I really wish there was a ubiquitous open standard open source IM client, so people could download one client and use it for everything.
I'm with you, and I didn't mind XMPP (having implemented a Jabber server before, it wasn't all bad)
Same deal with IRC (which I think is the best protocol wise).
They all suffer from the same problem: the openness of the standard is not data collection inclusive. The upside is better privacy, the downside is its incredibly hard to fight spam in such wide open systems.
Also, for a the briefest of overviews about the some notable issues with mass adoptions on XMPP, check this:
Thanks for the link, very interesting document, it really shows an impressive scale.

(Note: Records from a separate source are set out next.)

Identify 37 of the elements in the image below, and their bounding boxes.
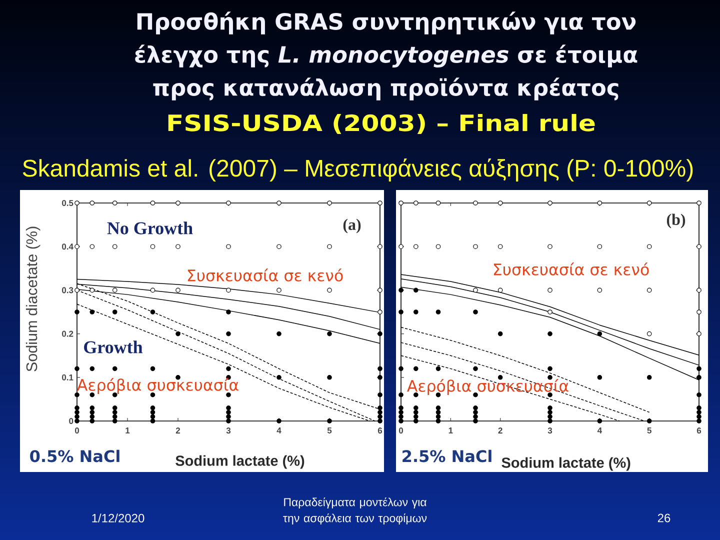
text: 1/12/2020 bbox=[92, 514, 144, 522]
x-axis-title: Sodium lactate (%) bbox=[176, 455, 304, 469]
x-tick-label: 1 bbox=[448, 428, 453, 434]
chart-subtitle: FSIS-USDA (2003) – Final rule bbox=[168, 114, 595, 134]
x-axis-title: Sodium lactate (%) bbox=[502, 457, 630, 471]
annotation: Growth bbox=[84, 340, 143, 354]
y-tick-label: 0.5 bbox=[62, 200, 74, 206]
text: Skandamis et al. (2007) – Μεσεπιφάνειες αύξησης (P: 0-100%) bbox=[22, 158, 693, 182]
text: Παραδείγματα μοντέλων για την ασφάλεια των τροφίμων bbox=[283, 497, 427, 525]
x-tick-label: 6 bbox=[696, 428, 702, 434]
x-tick-label: 4 bbox=[597, 428, 602, 434]
annotation: (b) bbox=[666, 214, 686, 228]
y-axis-title: Sodium diacetate (%) bbox=[26, 226, 40, 372]
annotation: No Growth bbox=[107, 222, 193, 234]
x-tick-label: 0 bbox=[398, 428, 404, 434]
chart-title: Προσθήκη GRAS συντηρητικών για τον έλεγχο της L. monocytogenes σε έτοιμα προς κατανάλωση προϊόντα κρέατος bbox=[135, 12, 638, 100]
y-tick-label: 0.4 bbox=[62, 244, 74, 250]
annotation: (a) bbox=[343, 218, 361, 234]
x-tick-label: 2 bbox=[176, 428, 180, 434]
text: 2.5% NaCl bbox=[402, 450, 492, 462]
x-tick-label: 6 bbox=[378, 428, 382, 434]
x-tick-label: 5 bbox=[327, 428, 332, 434]
text: 26 bbox=[658, 514, 670, 522]
y-tick-label: 0.3 bbox=[62, 287, 74, 294]
y-tick-label: 0 bbox=[69, 418, 74, 424]
x-tick-label: 3 bbox=[548, 428, 552, 434]
y-tick-label: 0.2 bbox=[62, 330, 74, 337]
x-tick-label: 0 bbox=[74, 428, 80, 434]
y-tick-label: 0.1 bbox=[62, 374, 74, 380]
x-tick-label: 4 bbox=[276, 428, 282, 434]
x-tick-label: 3 bbox=[226, 428, 231, 434]
text: 0.5% NaCl bbox=[30, 450, 120, 462]
x-tick-label: 5 bbox=[647, 428, 652, 434]
annotation: Συσκευασία σε κενό bbox=[188, 268, 343, 282]
x-tick-label: 1 bbox=[126, 428, 130, 434]
annotation: Συσκευασία σε κενό bbox=[494, 262, 649, 276]
x-tick-label: 2 bbox=[498, 428, 502, 434]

And for the metrics, it's probably coming from the fact that a lot of people use Messenger without using Facebook, but it's still considered "using Facebook".
> Regarding social media, the latest study finds the number of current users of Facebook continues to drop. The study shows an estimated 15 million fewer users of Facebook than in the 2017 report. The declines are heavily concentrated among younger people.
What are people's thoughts on not deleting FB to better secure your personal identity. In the context of leaving google's services, I see people say that they sit on their email so no one else can take it, but I never see that sentiment about deleting fb.
Is it just that the bar to successfully impersonate someone via fb is higher and email is lot easier to manipulate?
I am particularly interested because I am planning on deleting my personal fb soon.
It's easy to not delete and stop using to serve your purpose. I loathe facebook et al., but some employers (fewer and fewer these days) want to see my online presence. To not have a facebook was considered strange, so for that reason, I keep it around. However, as far as maintaining an identity, or holding on to your custom facebook url, that’s a non-issue. Delete away, and create again—facebook is intelligent enough to reconnect you to all those people if need be. Personal identity is strengthened by other's endorsement. That's easy to get again with FB, especially if you're who you really are. It's difficult to take someone’s identity in that sense and it be valuable to the person doing it.
I wonder if Facebook UX researchers review feedback from threads like this? This seems like useful qualitative information for them to improve their product.
But then again, I wonder if their target population is different. In that case, it could be that Facebook is being strategic on what things to prioritize and they're banking on certain sub-populations, because they can't win over everyone, for their bottom-line?
Many new innovative companies are being founded in this space and those that are successful are richly rewarded (by selling to FB). The system is working exactly how it is supposed to.
Also remember that in the US it's perfectly legal to be a monopoly. What is illegal is abusing your monopoly position by engaging in unfair practices (which is a rather fuzzy and hard-to-prove thing).